United States: Annual home price growth continues to weaken despite strong monthly gains in March
Home prices posted strong gains in March, further extending the rebound observed in February after several months of price decline. On a month-on-month basis, the S&P/Case-Shiller 20-city composite home price index rose 0.7% in March, up from 0.2% in February. When adjusted for seasonal factors, however, house prices only grew 0.1% from the previous month, under February’s 0.3% and market expectations of 0.2%.
Despite the solid month-on-month increase, home price growth continued to slow in annual terms, from 3.0% in February to a six-and-a-half-year low of 2.7% in March, overshooting analysts’ expectations of 2.5%. Las Vegas, Phoenix and Tampa registered the largest year-on-year price increases, while momentum was weakest in California’s San Francisco, Los Angeles and San Diego. Overall, 16 out of the 20 cities in the index registered slower annual price growth in March than in February.

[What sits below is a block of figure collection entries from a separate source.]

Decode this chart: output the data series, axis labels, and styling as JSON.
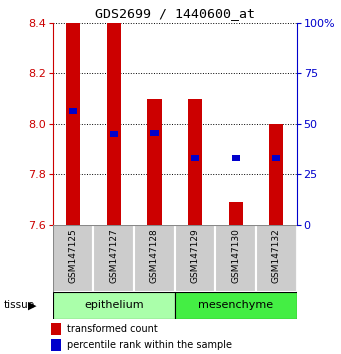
{
  "title": "GDS2699 / 1440600_at",
  "samples": [
    "GSM147125",
    "GSM147127",
    "GSM147128",
    "GSM147129",
    "GSM147130",
    "GSM147132"
  ],
  "bar_bottom": 7.6,
  "bar_tops": [
    8.4,
    8.4,
    8.1,
    8.1,
    7.69,
    8.0
  ],
  "percentile_values": [
    8.05,
    7.96,
    7.965,
    7.865,
    7.865,
    7.865
  ],
  "ylim": [
    7.6,
    8.4
  ],
  "y_ticks": [
    7.6,
    7.8,
    8.0,
    8.2,
    8.4
  ],
  "right_ticks": [
    0,
    25,
    50,
    75,
    100
  ],
  "right_tick_positions": [
    7.6,
    7.8,
    8.0,
    8.2,
    8.4
  ],
  "bar_color": "#cc0000",
  "percentile_color": "#0000cc",
  "epithelium_color": "#aaffaa",
  "mesenchyme_color": "#44ee44",
  "sample_box_color": "#cccccc",
  "left_tick_color": "#cc0000",
  "right_tick_color": "#0000cc",
  "bar_width": 0.35,
  "tissue_label": "tissue",
  "legend_bar_label": "transformed count",
  "legend_pct_label": "percentile rank within the sample",
  "epithelium_samples": 3,
  "mesenchyme_samples": 3
}
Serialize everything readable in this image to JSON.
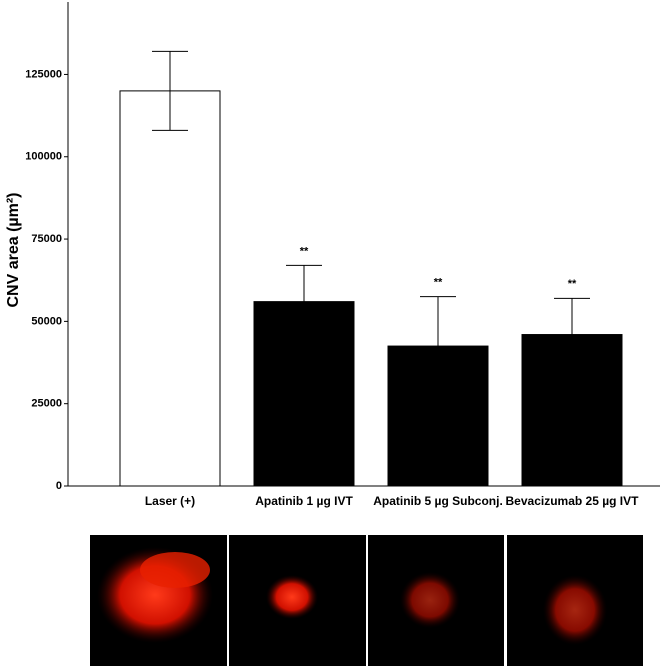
{
  "chart_data": {
    "type": "bar",
    "ylabel": "CNV area (µm²)",
    "categories": [
      "Laser (+)",
      "Apatinib 1 µg IVT",
      "Apatinib 5 µg Subconj.",
      "Bevacizumab 25 µg IVT"
    ],
    "values": [
      120000,
      56000,
      42500,
      46000
    ],
    "errors": [
      12000,
      11000,
      15000,
      11000
    ],
    "colors": [
      "#ffffff",
      "#000000",
      "#000000",
      "#000000"
    ],
    "annotations": [
      null,
      "**",
      "**",
      "**"
    ],
    "ylim": [
      0,
      147000
    ],
    "yticks": [
      0,
      25000,
      50000,
      75000,
      100000,
      125000
    ],
    "grid": false
  }
}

Commenting on the reading, David Blitzer, managing director at S&P Dow Jones Indices, noted:
“Given the broader economic picture, housing should be doing better. Mortgage rates are at 4% for a 30-year fixed rate loan, unemployment is close to a 50-year low, low inflation and moderate increases in real incomes would be expected to support a strong housing market. Measures of household debt service do not reveal any problems and consumer sentiment surveys are upbeat. The difficulty facing housing may be too-high price increases. At the currently lower pace of home price increases, prices are rising almost twice as fast as inflation.”